Published by: Srini Chari

The cloud is changing everything. The change is even bigger than the change we saw from the Internet. It will change how every business operates. That’s what a cloud computing expert told me – Roger Krakoff, founder and managing partner of Cloud Computing Partners, a venture capital firm that invests exclusively in cloud computing. I didn’t get it. How could this be? Then I had a second conversation with Roger.

An HBR Analytic Services white paper gave me the core of a cloud computing definition I like: “enables access through the Internet to a shared pool of computing resources (hardware, software, etc.) that can be tapped on demand and configured and scaled up or down as needed.” But it stops there. Thanks to Roger I could now add “by any computing device.” That was the missing link. It’s the mobile implications that make cloud computing transformational – not merely evolutionary. Aha!

But then came an e-mail exchange and Roger’s P.S. “better to think of cloud computing as dial-tone or electric power. It is there when you need it. Pay by the unit and it just works.” Bingo! The cloud is the new utility – like electrical power or water or the Internet! One source of its power to transform businesses is what happens when it handles business transactions. And this is already happening in a really big way.

On May 17th, IBM released the following stats about its enterprise SmartCloud services customers: one million enterprise application users working on the IBM Cloud. More than $100 billion in commerce transactions a year in the cloud. 4.5 million daily client transactions conducted through the IBM Cloud.
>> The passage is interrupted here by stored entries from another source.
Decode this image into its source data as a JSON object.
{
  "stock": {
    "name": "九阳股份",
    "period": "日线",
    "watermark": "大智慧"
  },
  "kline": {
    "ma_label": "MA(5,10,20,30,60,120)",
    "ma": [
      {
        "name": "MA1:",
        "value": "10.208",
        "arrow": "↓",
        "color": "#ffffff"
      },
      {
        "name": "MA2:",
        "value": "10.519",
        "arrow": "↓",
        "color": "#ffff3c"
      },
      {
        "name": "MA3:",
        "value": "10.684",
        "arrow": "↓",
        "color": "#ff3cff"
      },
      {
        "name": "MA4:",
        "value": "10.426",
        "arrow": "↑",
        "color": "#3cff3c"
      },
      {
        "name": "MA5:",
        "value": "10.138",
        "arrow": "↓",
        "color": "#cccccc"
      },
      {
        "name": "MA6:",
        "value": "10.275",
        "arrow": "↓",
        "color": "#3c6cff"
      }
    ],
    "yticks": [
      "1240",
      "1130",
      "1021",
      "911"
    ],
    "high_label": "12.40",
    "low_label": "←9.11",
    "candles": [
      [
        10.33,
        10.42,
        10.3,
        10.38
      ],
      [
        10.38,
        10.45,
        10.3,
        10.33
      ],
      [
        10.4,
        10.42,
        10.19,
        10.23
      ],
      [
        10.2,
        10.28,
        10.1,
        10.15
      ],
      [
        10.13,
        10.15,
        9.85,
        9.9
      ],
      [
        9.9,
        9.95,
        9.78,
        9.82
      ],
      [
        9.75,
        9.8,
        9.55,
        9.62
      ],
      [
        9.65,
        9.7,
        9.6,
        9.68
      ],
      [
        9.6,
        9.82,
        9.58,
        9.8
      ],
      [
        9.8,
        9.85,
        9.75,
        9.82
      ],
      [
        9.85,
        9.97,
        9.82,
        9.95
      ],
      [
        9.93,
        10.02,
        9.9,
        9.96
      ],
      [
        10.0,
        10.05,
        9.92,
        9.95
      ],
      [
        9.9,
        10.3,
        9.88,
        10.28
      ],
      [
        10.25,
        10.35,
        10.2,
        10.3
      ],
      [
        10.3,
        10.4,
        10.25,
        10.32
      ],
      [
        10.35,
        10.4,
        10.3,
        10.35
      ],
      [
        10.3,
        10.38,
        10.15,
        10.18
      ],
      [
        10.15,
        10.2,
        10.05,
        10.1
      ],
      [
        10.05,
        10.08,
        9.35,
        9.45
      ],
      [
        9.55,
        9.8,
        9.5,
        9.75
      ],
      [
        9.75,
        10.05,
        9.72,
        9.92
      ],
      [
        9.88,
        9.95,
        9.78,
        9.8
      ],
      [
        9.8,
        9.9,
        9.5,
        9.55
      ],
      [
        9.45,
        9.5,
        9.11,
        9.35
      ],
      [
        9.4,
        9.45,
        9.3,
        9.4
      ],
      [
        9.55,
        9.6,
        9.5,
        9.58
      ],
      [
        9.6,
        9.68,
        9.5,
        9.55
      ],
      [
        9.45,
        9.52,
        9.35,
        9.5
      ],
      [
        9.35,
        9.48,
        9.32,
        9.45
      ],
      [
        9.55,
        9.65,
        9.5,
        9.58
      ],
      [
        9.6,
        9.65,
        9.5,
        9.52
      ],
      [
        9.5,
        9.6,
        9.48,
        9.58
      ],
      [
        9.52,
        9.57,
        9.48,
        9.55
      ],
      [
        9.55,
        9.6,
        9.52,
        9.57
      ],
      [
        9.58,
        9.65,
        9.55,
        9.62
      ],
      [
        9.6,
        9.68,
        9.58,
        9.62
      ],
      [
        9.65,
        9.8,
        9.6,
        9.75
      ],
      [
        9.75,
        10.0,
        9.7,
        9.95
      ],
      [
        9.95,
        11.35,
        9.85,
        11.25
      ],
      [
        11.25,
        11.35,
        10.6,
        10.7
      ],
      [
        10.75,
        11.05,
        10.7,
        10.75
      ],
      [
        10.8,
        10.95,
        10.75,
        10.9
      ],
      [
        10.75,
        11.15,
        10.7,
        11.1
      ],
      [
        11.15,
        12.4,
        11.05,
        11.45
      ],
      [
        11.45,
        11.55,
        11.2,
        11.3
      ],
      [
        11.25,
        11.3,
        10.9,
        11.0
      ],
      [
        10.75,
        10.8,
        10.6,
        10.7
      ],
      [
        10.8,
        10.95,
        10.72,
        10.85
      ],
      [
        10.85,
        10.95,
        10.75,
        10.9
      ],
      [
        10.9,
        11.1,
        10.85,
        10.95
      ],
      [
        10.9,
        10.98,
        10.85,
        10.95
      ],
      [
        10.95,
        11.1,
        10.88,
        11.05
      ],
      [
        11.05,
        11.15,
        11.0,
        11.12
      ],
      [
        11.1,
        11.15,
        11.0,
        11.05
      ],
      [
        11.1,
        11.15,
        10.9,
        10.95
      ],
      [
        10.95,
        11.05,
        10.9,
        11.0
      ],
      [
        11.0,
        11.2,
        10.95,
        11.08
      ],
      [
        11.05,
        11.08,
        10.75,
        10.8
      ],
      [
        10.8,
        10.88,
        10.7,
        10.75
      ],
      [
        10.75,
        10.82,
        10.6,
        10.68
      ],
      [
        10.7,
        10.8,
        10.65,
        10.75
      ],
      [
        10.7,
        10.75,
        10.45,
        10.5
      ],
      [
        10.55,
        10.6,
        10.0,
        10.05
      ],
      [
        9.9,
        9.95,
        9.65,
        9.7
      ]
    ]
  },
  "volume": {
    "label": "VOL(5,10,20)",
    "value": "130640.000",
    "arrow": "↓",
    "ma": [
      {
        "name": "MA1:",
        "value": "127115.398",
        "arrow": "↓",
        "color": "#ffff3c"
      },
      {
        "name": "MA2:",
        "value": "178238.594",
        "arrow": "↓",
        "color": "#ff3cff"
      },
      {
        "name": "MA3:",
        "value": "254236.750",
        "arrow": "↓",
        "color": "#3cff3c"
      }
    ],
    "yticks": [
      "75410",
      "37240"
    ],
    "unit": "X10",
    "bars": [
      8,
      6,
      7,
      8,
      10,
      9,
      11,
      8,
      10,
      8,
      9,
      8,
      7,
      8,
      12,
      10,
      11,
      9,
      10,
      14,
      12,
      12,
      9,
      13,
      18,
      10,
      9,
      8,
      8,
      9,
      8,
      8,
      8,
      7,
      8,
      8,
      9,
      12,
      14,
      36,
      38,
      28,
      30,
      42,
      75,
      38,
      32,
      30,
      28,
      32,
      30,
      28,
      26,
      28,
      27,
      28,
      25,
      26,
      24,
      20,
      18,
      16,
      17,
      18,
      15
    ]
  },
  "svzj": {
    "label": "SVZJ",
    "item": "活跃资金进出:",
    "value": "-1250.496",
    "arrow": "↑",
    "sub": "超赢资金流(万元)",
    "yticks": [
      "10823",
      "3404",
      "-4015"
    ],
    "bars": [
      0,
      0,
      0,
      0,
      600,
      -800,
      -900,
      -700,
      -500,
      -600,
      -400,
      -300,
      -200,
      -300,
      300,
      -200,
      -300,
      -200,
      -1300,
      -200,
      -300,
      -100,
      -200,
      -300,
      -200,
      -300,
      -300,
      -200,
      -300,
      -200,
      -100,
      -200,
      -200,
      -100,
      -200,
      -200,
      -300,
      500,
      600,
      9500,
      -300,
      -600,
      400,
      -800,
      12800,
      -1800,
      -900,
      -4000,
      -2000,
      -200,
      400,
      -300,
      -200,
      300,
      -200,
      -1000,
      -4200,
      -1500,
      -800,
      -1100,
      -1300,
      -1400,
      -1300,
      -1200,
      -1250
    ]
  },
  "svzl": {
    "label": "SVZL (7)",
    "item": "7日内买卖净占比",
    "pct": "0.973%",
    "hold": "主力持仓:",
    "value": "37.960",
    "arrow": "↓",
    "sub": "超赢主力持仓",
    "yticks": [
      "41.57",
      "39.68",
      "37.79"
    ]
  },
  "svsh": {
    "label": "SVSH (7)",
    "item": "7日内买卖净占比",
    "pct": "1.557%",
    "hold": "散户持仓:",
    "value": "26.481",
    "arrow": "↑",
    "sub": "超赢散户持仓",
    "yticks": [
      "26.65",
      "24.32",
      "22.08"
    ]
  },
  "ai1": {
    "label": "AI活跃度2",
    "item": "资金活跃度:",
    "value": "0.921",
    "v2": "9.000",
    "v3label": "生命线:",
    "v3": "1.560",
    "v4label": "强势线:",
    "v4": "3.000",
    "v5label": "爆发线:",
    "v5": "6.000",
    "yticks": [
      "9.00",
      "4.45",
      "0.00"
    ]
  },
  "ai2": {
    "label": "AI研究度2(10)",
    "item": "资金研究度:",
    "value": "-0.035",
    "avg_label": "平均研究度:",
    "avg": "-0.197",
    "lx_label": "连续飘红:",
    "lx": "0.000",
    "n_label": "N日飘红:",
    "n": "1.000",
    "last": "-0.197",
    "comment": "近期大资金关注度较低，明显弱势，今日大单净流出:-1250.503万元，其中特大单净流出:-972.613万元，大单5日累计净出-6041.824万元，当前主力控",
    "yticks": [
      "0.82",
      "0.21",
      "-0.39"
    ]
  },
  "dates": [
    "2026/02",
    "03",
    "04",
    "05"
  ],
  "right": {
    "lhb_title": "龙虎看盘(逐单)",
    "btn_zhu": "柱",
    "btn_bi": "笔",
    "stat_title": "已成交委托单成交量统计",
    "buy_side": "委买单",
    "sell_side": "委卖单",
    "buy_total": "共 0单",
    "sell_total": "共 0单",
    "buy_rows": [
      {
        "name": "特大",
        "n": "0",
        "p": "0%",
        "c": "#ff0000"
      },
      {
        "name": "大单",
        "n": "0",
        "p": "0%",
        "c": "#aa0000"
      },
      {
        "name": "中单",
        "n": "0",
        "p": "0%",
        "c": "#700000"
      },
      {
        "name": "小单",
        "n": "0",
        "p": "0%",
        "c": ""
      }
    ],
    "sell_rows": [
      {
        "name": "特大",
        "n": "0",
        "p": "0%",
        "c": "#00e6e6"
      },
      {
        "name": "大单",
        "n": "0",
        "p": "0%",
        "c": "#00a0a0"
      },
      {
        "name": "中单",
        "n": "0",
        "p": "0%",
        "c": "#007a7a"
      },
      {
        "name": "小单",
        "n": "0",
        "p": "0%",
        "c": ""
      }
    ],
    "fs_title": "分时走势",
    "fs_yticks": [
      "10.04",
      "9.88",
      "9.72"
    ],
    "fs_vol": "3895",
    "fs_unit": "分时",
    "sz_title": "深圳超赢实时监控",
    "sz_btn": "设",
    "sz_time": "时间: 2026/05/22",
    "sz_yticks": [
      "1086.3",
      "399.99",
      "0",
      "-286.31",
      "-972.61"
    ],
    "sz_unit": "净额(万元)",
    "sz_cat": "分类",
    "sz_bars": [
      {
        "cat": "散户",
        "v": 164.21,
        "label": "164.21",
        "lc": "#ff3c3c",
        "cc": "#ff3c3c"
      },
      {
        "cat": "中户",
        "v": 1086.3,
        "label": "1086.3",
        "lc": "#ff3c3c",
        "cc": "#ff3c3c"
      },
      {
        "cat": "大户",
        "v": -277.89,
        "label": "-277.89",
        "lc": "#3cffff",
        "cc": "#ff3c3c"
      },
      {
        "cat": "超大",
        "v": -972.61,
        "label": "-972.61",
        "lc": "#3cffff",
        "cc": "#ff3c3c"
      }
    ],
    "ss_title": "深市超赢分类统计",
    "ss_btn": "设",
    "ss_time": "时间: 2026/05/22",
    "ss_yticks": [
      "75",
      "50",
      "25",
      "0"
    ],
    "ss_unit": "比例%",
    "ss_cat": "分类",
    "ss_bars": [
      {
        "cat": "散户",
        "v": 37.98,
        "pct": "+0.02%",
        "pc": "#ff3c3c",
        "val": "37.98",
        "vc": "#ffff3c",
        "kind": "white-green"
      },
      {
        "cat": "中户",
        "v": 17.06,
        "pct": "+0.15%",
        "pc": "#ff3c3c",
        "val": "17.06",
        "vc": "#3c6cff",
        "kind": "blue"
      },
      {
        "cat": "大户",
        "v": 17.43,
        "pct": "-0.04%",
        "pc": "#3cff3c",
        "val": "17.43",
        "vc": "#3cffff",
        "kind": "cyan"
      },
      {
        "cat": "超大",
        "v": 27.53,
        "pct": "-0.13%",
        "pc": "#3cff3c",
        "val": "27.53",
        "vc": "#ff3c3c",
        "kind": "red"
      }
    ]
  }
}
And that’s just one major vendor of cloud services!

What’s more it’s just the beginning. TopCoder, the world’s largest open innovation community, with 400,000 developers is moving to the IBM SmartCloud Enterprise. From this we can expect an exponential increase in innovation, as these developers support the organizations for which they work with the entire innovation process – from ideation, software engineering and analytics to implementation, testing and support.

At YouTube (http://www.youtube.com/ibmcloud) I found the moving story of how the cloud has transformed the Bari fishing industry – and made life better for the fishermen and their families with a new business model. Until recently, the fishermen caught too many fish. They exceeded market demand, Thanks to cloud computing, they can now communicate how many fish they are catching in real time and a virtual market can sell the fish before the boats dock. Now they catch only as many fish as the market consumes, their income is up 25 percent and the time to market is down 70 percent. Wow! That’s innovation that matters!